Com elas, o máximo que promovemos é o silenciamento dos sujeitos, o tamponamento da 
sintomatologia, cuja exposição é fundamental para que possamos efetivamente dar um 
direcionamento a esta tão evocada escuta. Mas, para haver escuta, é preciso que haja palavra e, 
então, uma das primeiras coisas a fazer seria criar condições para que a palavra seja dita, circule, 
compareça no discurso, inscreva-se através da escrita. Por isso é importante que as atitudes e 
palavras de tranquilização, que visam antes de mais nada aplacar a angústia de quem as enuncia, 
talvez com o intuito de defender-se da angústia que advém da percepção da falta no Outro, ou, 
dito de outra forma, da constatação de nossa impotência e não-saber diante da psicose, sejam 
banidas de nosso dircurso, a fim de favorecer a emergência de um outro discurso. Aquele, que 
historicamente foi desautorizado, em consequência do que tende-se tratar seu autor como um 
incapaz, uma pessoa infantil, alguém com quem não se conta no processo de produzir um projeto 
de vida, alguém por quem precisamos zelar, ainda que correndo o risco de invadí-lo e suprimir 
sua posiçaão de sujeito. 
Realizar um cuidado de enfermagem a partir de uma clínica do sujeito implica em 
concebê-lo diferentemente, ou seja, trata-se de responsabilizá-lo, convidando-o a ocupar uma 
posição diferente da de objeto do desejo do Outro. 
É aí que começa a parte mais difícil desta história. Por que para que ele possa deslocar-se 
desta posição é necessário que um outro deslocamento também ocorra. É preciso que haja ali um 
profissional disposto a desocupar o lugar reservado ao grande Outro nas psicoses.Alguém que se 
reconheça como um sujeito dividido, condição fundamental para criar a possibilidade de 
aparecimento de um Outro barrado também. Alguém, disposto a colocar-se em posição de 
secretário do alienado, como ensina Lacan ( 1998 ). 
Em outras palavras, um trabalhador de enfermagem que reconheça que não obrigar a 
tomar banho não significa que se é democrático. Ou melhor, de que não se trata de ser autoritário 
 22
ou respeitar o gosto e a vontade do paciente, mas sim de buscar juntamente com o sujeito a 
relação que ele estabelece entre o cuidado corporal e quem ele é, ou seja, os nexos entre delírio e 
a dificuldade de cuidar do próprio corpo. 
 Portanto, poder encará-lo de outro modo, implica em realizar também uma leitura das 
psicoses a partir da clínica e, neste sentido, a psicanálise tem contribuições bastante importantes. 
No entanto, não há como encerrar esta exposição sem pelo menos fazer uma referência a 
questão da formação do profissional de enfermagem e da posição de exclusão do processo de 
concepçao do projeto terapêutico a que boa parte deles ainda está sujeito. 

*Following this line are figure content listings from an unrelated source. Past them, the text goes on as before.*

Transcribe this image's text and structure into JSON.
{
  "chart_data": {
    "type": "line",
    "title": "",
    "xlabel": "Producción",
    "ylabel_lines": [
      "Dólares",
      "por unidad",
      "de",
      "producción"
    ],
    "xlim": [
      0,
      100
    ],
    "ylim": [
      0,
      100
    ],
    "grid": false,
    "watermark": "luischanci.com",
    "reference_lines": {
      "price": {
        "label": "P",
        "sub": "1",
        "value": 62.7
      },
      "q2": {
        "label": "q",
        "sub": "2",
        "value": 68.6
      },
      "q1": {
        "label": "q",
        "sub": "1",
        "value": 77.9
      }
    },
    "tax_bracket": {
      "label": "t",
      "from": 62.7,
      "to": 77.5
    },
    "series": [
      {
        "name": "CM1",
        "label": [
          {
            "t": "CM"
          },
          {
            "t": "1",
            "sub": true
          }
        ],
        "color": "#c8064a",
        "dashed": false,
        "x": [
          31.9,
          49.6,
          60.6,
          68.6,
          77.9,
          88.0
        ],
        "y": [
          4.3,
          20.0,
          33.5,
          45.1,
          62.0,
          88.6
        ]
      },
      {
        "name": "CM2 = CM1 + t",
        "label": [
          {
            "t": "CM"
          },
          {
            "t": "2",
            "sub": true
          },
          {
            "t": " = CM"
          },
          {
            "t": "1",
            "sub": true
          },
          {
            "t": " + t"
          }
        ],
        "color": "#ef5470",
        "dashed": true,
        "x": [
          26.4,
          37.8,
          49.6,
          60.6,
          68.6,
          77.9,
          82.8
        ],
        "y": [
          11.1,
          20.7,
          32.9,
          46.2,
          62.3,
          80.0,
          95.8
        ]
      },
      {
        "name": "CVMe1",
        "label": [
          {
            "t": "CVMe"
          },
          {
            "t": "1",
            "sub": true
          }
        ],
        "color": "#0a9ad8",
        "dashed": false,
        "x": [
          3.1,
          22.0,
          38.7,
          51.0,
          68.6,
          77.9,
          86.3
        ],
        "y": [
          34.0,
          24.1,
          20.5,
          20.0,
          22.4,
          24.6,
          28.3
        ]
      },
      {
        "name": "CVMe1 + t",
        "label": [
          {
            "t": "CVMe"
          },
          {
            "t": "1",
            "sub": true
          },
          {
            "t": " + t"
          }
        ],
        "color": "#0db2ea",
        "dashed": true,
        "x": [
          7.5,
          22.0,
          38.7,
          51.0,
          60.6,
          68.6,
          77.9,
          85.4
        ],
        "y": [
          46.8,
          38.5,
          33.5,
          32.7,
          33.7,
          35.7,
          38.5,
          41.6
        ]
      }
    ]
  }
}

Resgatando uma pontuação feita a pouco neste texto, é sempre importante lembrar que o 
saber que está em jogo numa clínica psicanalítica não é o mesmo presente no discurso 
universitário, cartesiano, racionalista. Talvez, por suas características, ele não caiba nas escolas, 
pelo menos não em todas e, às vezes também não encontre espaço nas instituições de saúde 
mental comprometidas com o fechamento das hiâncias que necessariamente aparecem onde se 
faça a clínica, onde habitarem humanos, onde, afinal, a vida se fizer presente. 
Isto não significa que o acesso a este saber construído a partir da experiência a que 
chamamos de clínica não demande espaços ou momentos de formalização. Ao contrário, ele 
implica um esforço significativo, às vezes monumental, construído na leitura de textos, na escrita 
de casos clínicos e de elaborações produzidas a partir das análises e da decifração dos textos. 
Enfim, implica na construção de um percurso, às vezes solitário, às vezes compartilhado, mas 
fundamentalmente rico de sentidos, de descobertas, de invenções.